I did ask if I would receive any kind of scans or monitoring after they decided my cancer was untreatable but I was told there was no point, and I recently learned from a radiology nurse who was doing my fluid drain that I have been completely discharged from oncology so there's no one to write my referral letters for the drains. So I do sometimes feel as if the NHS has just abandoned me. I didn't even receive a letter from oncology to let me know. Anyway, I will try not to dwell on that.
Wishing you all the best. Hope your health continues to hold up so you can enjoy all the things you've planned.
Sarah
Hi AidB good to hear the steroids are helping. A pottery class in Sussex sounds great, that is something to look forward too.
If you have been discharged from oncology then your care goes back to your GP. If you haven’t heard anything from your GP I would give them a call to clarify this for you x
Hi Geoff, hope you are doing ok. I have answered your post over on the lung group, but good to see you here too x
THANKS EVERYONE for your kind and helpful replies.
I read everyone !
Geoff x
At the end of all our journeying will be to find ourselves back where we started knowing the place for the first time. TS ELIOT.

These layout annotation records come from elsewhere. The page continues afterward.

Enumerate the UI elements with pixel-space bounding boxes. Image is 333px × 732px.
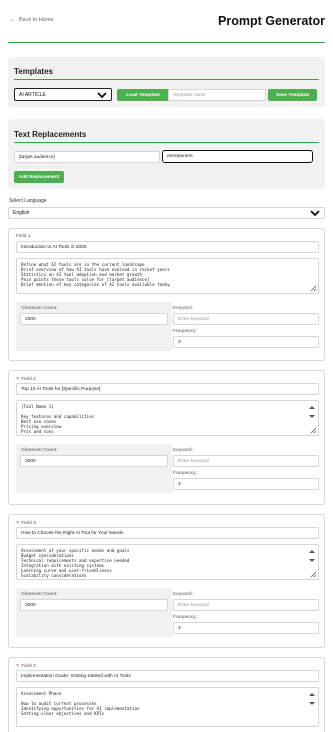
page-title: Prompt Generator [218,14,325,28]
field-label: × Field 4: [16,663,37,669]
add-replacement-button[interactable]: Add Replacement [14,171,64,183]
back-to-home-link[interactable]: ← Back to Home [10,17,54,23]
frequency-label: Frequency: [173,615,197,620]
text-replacements-section: Text Replacements [target audience] entr… [8,119,325,189]
character-count-label: Character Count: [21,448,58,453]
frequency-input[interactable]: 3 [173,336,319,348]
frequency-label: Frequency: [173,329,197,334]
remove-field-icon[interactable]: × [16,663,19,669]
scroll-arrows-icon[interactable] [308,404,316,420]
keyword-input[interactable]: Enter keyword [173,313,319,325]
scroll-arrows-icon[interactable] [308,548,316,564]
resize-handle-icon[interactable] [309,570,317,578]
character-count-input[interactable]: 2000 [20,599,168,611]
template-name-input[interactable]: Template name [168,89,266,101]
keyword-label: Keyword: [173,306,193,311]
keyword-input[interactable]: Enter keyword [173,599,319,611]
keyword-label: Keyword: [173,448,193,453]
character-count-label: Character Count: [21,592,58,597]
field-title-input[interactable]: Introduction to AI Tools in 2025 [16,241,319,253]
replace-text-input[interactable]: entrepeners [162,150,313,163]
field-title-input[interactable]: Top 10 AI Tools for [Specific Purpose] [16,383,319,395]
frequency-input[interactable]: 3 [173,622,319,634]
field-label: × Field 2: [16,376,37,382]
character-count-panel: Character Count: 2000 [16,302,172,351]
field-body-textarea[interactable]: Assessment Phase How to audit current pr… [16,687,319,727]
back-label: Back to Home [19,17,54,23]
resize-handle-icon[interactable] [309,426,317,434]
keyword-input[interactable]: Enter keyword [173,455,319,467]
keyword-label: Keyword: [173,592,193,597]
templates-section: Templates AI ARTICLE Load Template Templ… [8,57,325,107]
field-card-4: × Field 4: Implementation Guide: Getting … [8,657,325,732]
character-count-panel: Character Count: 2000 [16,444,172,493]
field-body-textarea[interactable]: Assessment of your specific needs and go… [16,544,319,580]
language-select-value: English [13,210,30,216]
resize-handle-icon[interactable] [309,284,317,292]
field-card-1: Field 1: Introduction to AI Tools in 202… [8,228,325,361]
language-label: Select Language [9,198,47,204]
frequency-label: Frequency: [173,471,197,476]
character-count-input[interactable]: 2000 [20,455,168,467]
remove-field-icon[interactable]: × [16,520,19,526]
back-arrow-icon: ← [10,17,16,23]
remove-field-icon[interactable]: × [16,376,19,382]
templates-heading: Templates [14,67,53,76]
field-title-input[interactable]: Implementation Guide: Getting Started wi… [16,670,319,682]
load-template-button[interactable]: Load Template [117,89,169,101]
language-select[interactable]: English [8,207,325,219]
save-template-button[interactable]: Save Template [268,89,317,101]
header: ← Back to Home Prompt Generator [0,0,333,46]
template-select-value: AI ARTICLE [19,91,46,98]
field-label: Field 1: [16,234,32,239]
chevron-down-icon [97,92,107,99]
frequency-input[interactable]: 3 [173,478,319,490]
header-divider [8,42,325,43]
field-card-3: × Field 3: How to Choose the Right AI Too… [8,514,325,648]
field-body-textarea[interactable]: Define what AI tools are in the current … [16,258,319,294]
character-count-panel: Character Count: 2000 [16,588,172,637]
field-card-2: × Field 2: Top 10 AI Tools for [Specific … [8,370,325,505]
field-body-textarea[interactable]: [Tool Name 1] Key features and capabilit… [16,400,319,436]
character-count-label: Character Count: [21,306,58,311]
chevron-down-icon [310,210,320,217]
find-text-input[interactable]: [target audience] [14,151,160,163]
character-count-input[interactable]: 2000 [20,313,168,325]
text-replacements-divider [14,142,319,143]
scroll-arrows-icon[interactable] [308,691,316,707]
text-replacements-heading: Text Replacements [14,130,87,139]
template-select[interactable]: AI ARTICLE [14,88,112,101]
field-title-input[interactable]: How to Choose the Right AI Tool for Your… [16,527,319,539]
templates-divider [14,79,319,80]
field-label: × Field 3: [16,520,37,526]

Gosh, I'm shocked by your treatment, I was told that once/if the oncologists felt they could do no more good I would be referred to the palliative care physicians for ongoing care. I do contact my oncologists secretary relativly regularly regarding letters as they often forget to copy me in, but you would expect to be told if you were being discharged. I am sorry your experience has been so shoddy. I would complain, though I understand if you don't have the headspace or energy to do so.
Hugs
Sarah
Hi Sarah, sorry to hear about your situation and lack of communication and empathy from the oncologist. I'm in Scotland but I'm sure the same rules apply wherever you are in the UK. Your GP is primarily responsible for your healthcare. I had mentioned to my oncologist twice last year that my GP had never contacted me to offer support after I was diagnosed as terminal. After I spoke to her on the phone in November she emailed the GP surgery and I think she must have worded things strongly. Although I didn't get a straight apology from a doctor, I was told that I seemed to have slipped through the net. Since then they have been brilliant, I've been to two appointments since the oncologist put me on palliative care and had a few phonecalls to check on me. I've had my " Just in case box ' delivered. I've had a visit from a Marie Curie nurse and doctor to see how I was, and getting another visit from the Marie Curie nurse next Thursday. So I would suggest calling your GP and tell them about your situation and concerns, they should give you the help and support you need. Palliative care where I am is a team effort between the District nurses, Macmillan nurses, Marie Curie and Saint Columbus hospice. Good luck and kind regards Frank.P.S. my oncologist didn't discharge me but said she probably wouldn't need to see me again but I could contact her via her secretary if I had any questions.
Sarah,
You sound like a very strong brave lady. What do you do to keep your mind as positive as possible? I am in such a dark place. I agree with your thinking which seems to be about accepting your prognosis whilst trying to be positive and enjoy what you can but I just can't seem to get there.